Step 3: Restrictive Words Added
The cheque contains:
  • “only”
  • “Account Payee Only”
These words restrict negotiability.


Effect of Restriction
✔ payment intended specifically for Ali,
❌ cheque should not freely circulate,
❌ bank should normally only credit Ali’s account.
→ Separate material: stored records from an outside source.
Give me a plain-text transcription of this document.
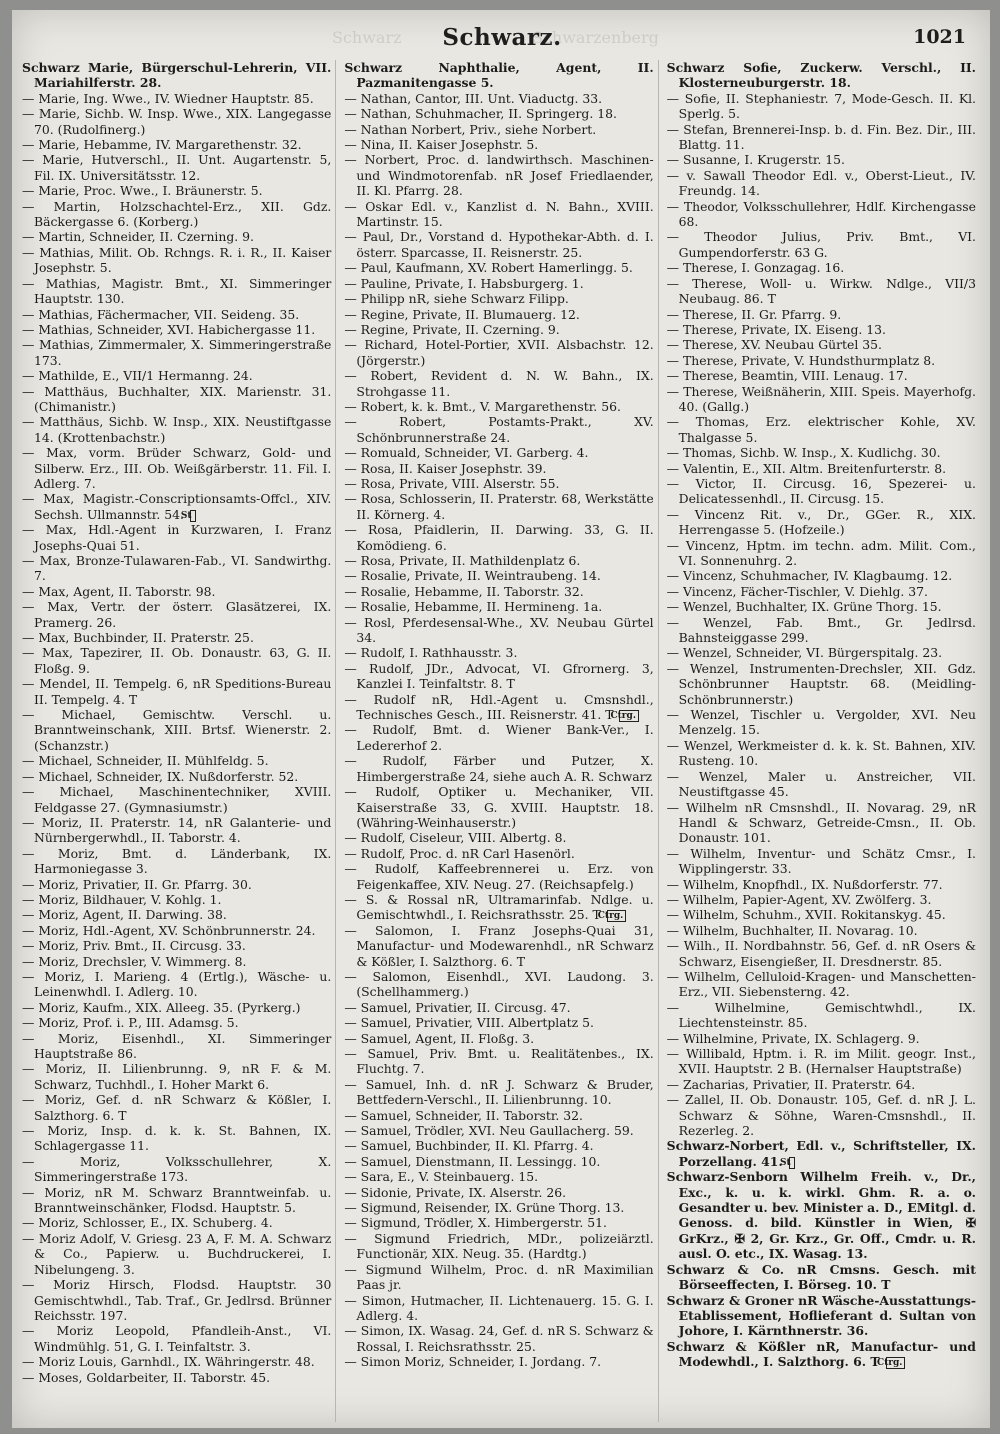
Schwarz	Schwarzenberg
Schwarz.	1021

Schwarz Marie, Bürgerschul-Lehrerin, VII. Mariahilferstr. 28.

— Marie, Ing. Wwe., IV. Wiedner Hauptstr. 85.

— Marie, Sichb. W. Insp. Wwe., XIX. Langegasse 70. (Rudolfinerg.)

— Marie, Hebamme, IV. Margarethenstr. 32.

— Marie, Hutverschl., II. Unt. Augartenstr. 5, Fil. IX. Universitätsstr. 12.

— Marie, Proc. Wwe., I. Bräunerstr. 5.

— Martin, Holzschachtel-Erz., XII. Gdz. Bäckergasse 6. (Korberg.)

— Martin, Schneider, II. Czerning. 9.

— Mathias, Milit. Ob. Rchngs. R. i. R., II. Kaiser Josephstr. 5.

— Mathias, Magistr. Bmt., XI. Simmeringer Hauptstr. 130.

— Mathias, Fächermacher, VII. Seideng. 35.

— Mathias, Schneider, XVI. Habichergasse 11.

— Mathias, Zimmermaler, X. Simmeringerstraße 173.

— Mathilde, E., VII/1 Hermanng. 24.

— Matthäus, Buchhalter, XIX. Marienstr. 31. (Chimanistr.)

— Matthäus, Sichb. W. Insp., XIX. Neustiftgasse 14. (Krottenbachstr.)

— Max, vorm. Brüder Schwarz, Gold- und Silberw. Erz., III. Ob. Weißgärberstr. 11. Fil. I. Adlerg. 7.

— Max, Magistr.-Conscriptionsamts-Offcl., XIV. Sechsh. Ullmannstr. 54. St

— Max, Hdl.-Agent in Kurzwaren, I. Franz Josephs-Quai 51.

— Max, Bronze-Tulawaren-Fab., VI. Sandwirthg. 7.

— Max, Agent, II. Taborstr. 98.

— Max, Vertr. der österr. Glasätzerei, IX. Pramerg. 26.

— Max, Buchbinder, II. Praterstr. 25.

— Max, Tapezirer, II. Ob. Donaustr. 63, G. II. Floßg. 9.

— Mendel, II. Tempelg. 6, nR Speditions-Bureau II. Tempelg. 4. T

— Michael, Gemischtw. Verschl. u. Branntweinschank, XIII. Brtsf. Wienerstr. 2. (Schanzstr.)

— Michael, Schneider, II. Mühlfeldg. 5.

— Michael, Schneider, IX. Nußdorferstr. 52.

— Michael, Maschinentechniker, XVIII. Feldgasse 27. (Gymnasiumstr.)

— Moriz, II. Praterstr. 14, nR Galanterie- und Nürnbergerwhdl., II. Taborstr. 4.

— Moriz, Bmt. d. Länderbank, IX. Harmoniegasse 3.

— Moriz, Privatier, II. Gr. Pfarrg. 30.

— Moriz, Bildhauer, V. Kohlg. 1.

— Moriz, Agent, II. Darwing. 38.

— Moriz, Hdl.-Agent, XV. Schönbrunnerstr. 24.

— Moriz, Priv. Bmt., II. Circusg. 33.

— Moriz, Drechsler, V. Wimmerg. 8.

— Moriz, I. Marieng. 4 (Ertlg.), Wäsche- u. Leinenwhdl. I. Adlerg. 10.

— Moriz, Kaufm., XIX. Alleeg. 35. (Pyrkerg.)

— Moriz, Prof. i. P., III. Adamsg. 5.

— Moriz, Eisenhdl., XI. Simmeringer Hauptstraße 86.

— Moriz, II. Lilienbrunng. 9, nR F. & M. Schwarz, Tuchhdl., I. Hoher Markt 6.

— Moriz, Gef. d. nR Schwarz & Kößler, I. Salzthorg. 6. T

— Moriz, Insp. d. k. k. St. Bahnen, IX. Schlagergasse 11.

— Moriz, Volksschullehrer, X. Simmeringerstraße 173.

— Moriz, nR M. Schwarz Branntweinfab. u. Branntweinschänker, Flodsd. Hauptstr. 5.

— Moriz, Schlosser, E., IX. Schuberg. 4.

— Moriz Adolf, V. Griesg. 23 A, F. M. A. Schwarz & Co., Papierw. u. Buchdruckerei, I. Nibelungeng. 3.

— Moriz Hirsch, Flodsd. Hauptstr. 30 Gemischtwhdl., Tab. Traf., Gr. Jedlrsd. Brünner Reichsstr. 197.

— Moriz Leopold, Pfandleih-Anst., VI. Windmühlg. 51, G. I. Teinfaltstr. 3.

— Moriz Louis, Garnhdl., IX. Währingerstr. 48.

— Moses, Goldarbeiter, II. Taborstr. 45.

Schwarz Naphthalie, Agent, II. Pazmanitengasse 5.

— Nathan, Cantor, III. Unt. Viaductg. 33.

— Nathan, Schuhmacher, II. Springerg. 18.

— Nathan Norbert, Priv., siehe Norbert.

— Nina, II. Kaiser Josephstr. 5.

— Norbert, Proc. d. landwirthsch. Maschinen- und Windmotorenfab. nR Josef Friedlaender, II. Kl. Pfarrg. 28.

— Oskar Edl. v., Kanzlist d. N. Bahn., XVIII. Martinstr. 15.

— Paul, Dr., Vorstand d. Hypothekar-Abth. d. I. österr. Sparcasse, II. Reisnerstr. 25.

— Paul, Kaufmann, XV. Robert Hamerlingg. 5.

— Pauline, Private, I. Habsburgerg. 1.

— Philipp nR, siehe Schwarz Filipp.

— Regine, Private, II. Blumauerg. 12.

— Regine, Private, II. Czerning. 9.

— Richard, Hotel-Portier, XVII. Alsbachstr. 12. (Jörgerstr.)

— Robert, Revident d. N. W. Bahn., IX. Strohgasse 11.

— Robert, k. k. Bmt., V. Margarethenstr. 56.

— Robert, Postamts-Prakt., XV. Schönbrunnerstraße 24.

— Romuald, Schneider, VI. Garberg. 4.

— Rosa, II. Kaiser Josephstr. 39.

— Rosa, Private, VIII. Alserstr. 55.

— Rosa, Schlosserin, II. Praterstr. 68, Werkstätte II. Körnerg. 4.

— Rosa, Pfaidlerin, II. Darwing. 33, G. II. Komödieng. 6.

— Rosa, Private, II. Mathildenplatz 6.

— Rosalie, Private, II. Weintraubeng. 14.

— Rosalie, Hebamme, II. Taborstr. 32.

— Rosalie, Hebamme, II. Hermineng. 1a.

— Rosl, Pferdesensal-Whe., XV. Neubau Gürtel 34.

— Rudolf, I. Rathhausstr. 3.

— Rudolf, JDr., Advocat, VI. Gfrornerg. 3, Kanzlei I. Teinfaltstr. 8. T

— Rudolf nR, Hdl.-Agent u. Cmsnshdl., Technisches Gesch., III. Reisnerstr. 41. T Ctrg.

— Rudolf, Bmt. d. Wiener Bank-Ver., I. Ledererhof 2.

— Rudolf, Färber und Putzer, X. Himbergerstraße 24, siehe auch A. R. Schwarz

— Rudolf, Optiker u. Mechaniker, VII. Kaiserstraße 33, G. XVIII. Hauptstr. 18. (Währing-Weinhauserstr.)

— Rudolf, Ciseleur, VIII. Albertg. 8.

— Rudolf, Proc. d. nR Carl Hasenörl.

— Rudolf, Kaffeebrennerei u. Erz. von Feigenkaffee, XIV. Neug. 27. (Reichsapfelg.)

— S. & Rossal nR, Ultramarinfab. Ndlge. u. Gemischtwhdl., I. Reichsrathsstr. 25. T Ctrg.

— Salomon, I. Franz Josephs-Quai 31, Manufactur- und Modewarenhdl., nR Schwarz & Kößler, I. Salzthorg. 6. T

— Salomon, Eisenhdl., XVI. Laudong. 3. (Schellhammerg.)

— Samuel, Privatier, II. Circusg. 47.

— Samuel, Privatier, VIII. Albertplatz 5.

— Samuel, Agent, II. Floßg. 3.

— Samuel, Priv. Bmt. u. Realitätenbes., IX. Fluchtg. 7.

— Samuel, Inh. d. nR J. Schwarz & Bruder, Bettfedern-Verschl., II. Lilienbrunng. 10.

— Samuel, Schneider, II. Taborstr. 32.

— Samuel, Trödler, XVI. Neu Gaullacherg. 59.

— Samuel, Buchbinder, II. Kl. Pfarrg. 4.

— Samuel, Dienstmann, II. Lessingg. 10.

— Sara, E., V. Steinbauerg. 15.

— Sidonie, Private, IX. Alserstr. 26.

— Sigmund, Reisender, IX. Grüne Thorg. 13.

— Sigmund, Trödler, X. Himbergerstr. 51.

— Sigmund Friedrich, MDr., polizeiärztl. Functionär, XIX. Neug. 35. (Hardtg.)

— Sigmund Wilhelm, Proc. d. nR Maximilian Paas jr.

— Simon, Hutmacher, II. Lichtenauerg. 15. G. I. Adlerg. 4.

— Simon, IX. Wasag. 24, Gef. d. nR S. Schwarz & Rossal, I. Reichsrathsstr. 25.

— Simon Moriz, Schneider, I. Jordang. 7.

Schwarz Sofie, Zuckerw. Verschl., II. Klosterneuburgerstr. 18.

— Sofie, II. Stephaniestr. 7, Mode-Gesch. II. Kl. Sperlg. 5.

— Stefan, Brennerei-Insp. b. d. Fin. Bez. Dir., III. Blattg. 11.

— Susanne, I. Krugerstr. 15.

— v. Sawall Theodor Edl. v., Oberst-Lieut., IV. Freundg. 14.

— Theodor, Volksschullehrer, Hdlf. Kirchengasse 68.

— Theodor Julius, Priv. Bmt., VI. Gumpendorferstr. 63 G.

— Therese, I. Gonzagag. 16.

— Therese, Woll- u. Wirkw. Ndlge., VII/3 Neubaug. 86. T

— Therese, II. Gr. Pfarrg. 9.

— Therese, Private, IX. Eiseng. 13.

— Therese, XV. Neubau Gürtel 35.

— Therese, Private, V. Hundsthurmplatz 8.

— Therese, Beamtin, VIII. Lenaug. 17.

— Therese, Weißnäherin, XIII. Speis. Mayerhofg. 40. (Gallg.)

— Thomas, Erz. elektrischer Kohle, XV. Thalgasse 5.

— Thomas, Sichb. W. Insp., X. Kudlichg. 30.

— Valentin, E., XII. Altm. Breitenfurterstr. 8.

— Victor, II. Circusg. 16, Spezerei- u. Delicatessenhdl., II. Circusg. 15.

— Vincenz Rit. v., Dr., GGer. R., XIX. Herrengasse 5. (Hofzeile.)

— Vincenz, Hptm. im techn. adm. Milit. Com., VI. Sonnenuhrg. 2.

— Vincenz, Schuhmacher, IV. Klagbaumg. 12.

— Vincenz, Fächer-Tischler, V. Diehlg. 37.

— Wenzel, Buchhalter, IX. Grüne Thorg. 15.

— Wenzel, Fab. Bmt., Gr. Jedlrsd. Bahnsteiggasse 299.

— Wenzel, Schneider, VI. Bürgerspitalg. 23.

— Wenzel, Instrumenten-Drechsler, XII. Gdz. Schönbrunner Hauptstr. 68. (Meidling-Schönbrunnerstr.)

— Wenzel, Tischler u. Vergolder, XVI. Neu Menzelg. 15.

— Wenzel, Werkmeister d. k. k. St. Bahnen, XIV. Rusteng. 10.

— Wenzel, Maler u. Anstreicher, VII. Neustiftgasse 45.

— Wilhelm nR Cmsnshdl., II. Novarag. 29, nR Handl & Schwarz, Getreide-Cmsn., II. Ob. Donaustr. 101.

— Wilhelm, Inventur- und Schätz Cmsr., I. Wipplingerstr. 33.

— Wilhelm, Knopfhdl., IX. Nußdorferstr. 77.

— Wilhelm, Papier-Agent, XV. Zwölferg. 3.

— Wilhelm, Schuhm., XVII. Rokitanskyg. 45.

— Wilhelm, Buchhalter, II. Novarag. 10.

— Wilh., II. Nordbahnstr. 56, Gef. d. nR Osers & Schwarz, Eisengießer, II. Dresdnerstr. 85.

— Wilhelm, Celluloid-Kragen- und Manschetten-Erz., VII. Siebensterng. 42.

— Wilhelmine, Gemischtwhdl., IX. Liechtensteinstr. 85.

— Wilhelmine, Private, IX. Schlagerg. 9.

— Willibald, Hptm. i. R. im Milit. geogr. Inst., XVII. Hauptstr. 2 B. (Hernalser Hauptstraße)

— Zacharias, Privatier, II. Praterstr. 64.

— Zallel, II. Ob. Donaustr. 105, Gef. d. nR J. L. Schwarz & Söhne, Waren-Cmsnshdl., II. Rezerleg. 2.

Schwarz-Norbert, Edl. v., Schriftsteller, IX. Porzellang. 41. St

Schwarz-Senborn Wilhelm Freih. v., Dr., Exc., k. u. k. wirkl. Ghm. R. a. o. Gesandter u. bev. Minister a. D., EMitgl. d. Genoss. d. bild. Künstler in Wien, ✠ GrKrz., ✠ 2, Gr. Krz., Gr. Off., Cmdr. u. R. ausl. O. etc., IX. Wasag. 13.

Schwarz & Co. nR Cmsns. Gesch. mit Börseeffecten, I. Börseg. 10. T

Schwarz & Groner nR Wäsche-Ausstattungs-Etablissement, Hoflieferant d. Sultan von Johore, I. Kärnthnerstr. 36.

Schwarz & Kößler nR, Manufactur- und Modewhdl., I. Salzthorg. 6. T Ctrg.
Step 4: Bala Delivers Cheque to Ali
Ali receives the cheque.
Ali becomes:
✔ holder/payee.


Step 5: Ali Attempts to Transfer to Chia
Ali owes Chia money.
Ali signs the back:
“Pay Chia.”
Signed: Ali
Ali gives the cheque to Chia.


Step 6: Chia Attempts to Bank the Cheque
Chia deposits the cheque into Chia’s account.


Likely Banking Result
The bank may refuse because:
  • cheque says “Account Payee Only,”
  • payment intended for Ali’s account only.
Thus:
❌ negotiability restricted.


Step 7: Proper Method
Usually:
✔ Ali should first deposit the cheque into Ali’s own account,
✔ then separately transfer money to Chia.


Simple Flow
Ali sells machinery to Bala
        ↓
Bala issues:
“Pay Ali only — Account Payee Only”
        ↓
Ali receives cheque
        ↓
Ali attempts transfer to Chia
        ↓
Bank likely restricts payment
        ↓
Cheque intended only for Ali’s account


Difference from Ordinary Negotiable Instrument
Ordinary Negotiable Instrument
Ali → Chia → Lisa → Daniel
✔ free circulation allowed.


Restrictive / Non-Negotiable Instrument
Bala → Ali only
❌ circulation restricted.


Main Features of Restrictive / Non-Negotiable Instruments
  • Transferability limited
  • Banking payment restricted
  • Security prioritised over circulation
  • Fraud prevention purpose
  • Instrument intended for named payee only


Why Restrictive Instruments Exist
They help:
✔ prevent misuse of stolen cheques,
✔ reduce fraudulent negotiation,
✔ ensure payment reaches intended recipient.


Critical Analysis
Restrictive instruments sacrifice:
❌ commercial flexibility,
in exchange for:
✔ greater security and control.
Unlike ordinary negotiable instruments:
  • they are not designed to circulate repeatedly like money.
Modern banking increasingly prefers restrictive instruments because:
  • fraud risks are lower,
  • ownership is easier to trace,
  • payment control improves.


Key Takeaway
A restrictive/non-negotiable instrument:
✔ is intended mainly for the named payee,
✔ restricts further negotiation,
✔ usually limits banking payment to the payee’s account,
❌ and does not freely circulate from holder to holder like an ordinary negotiable instrument.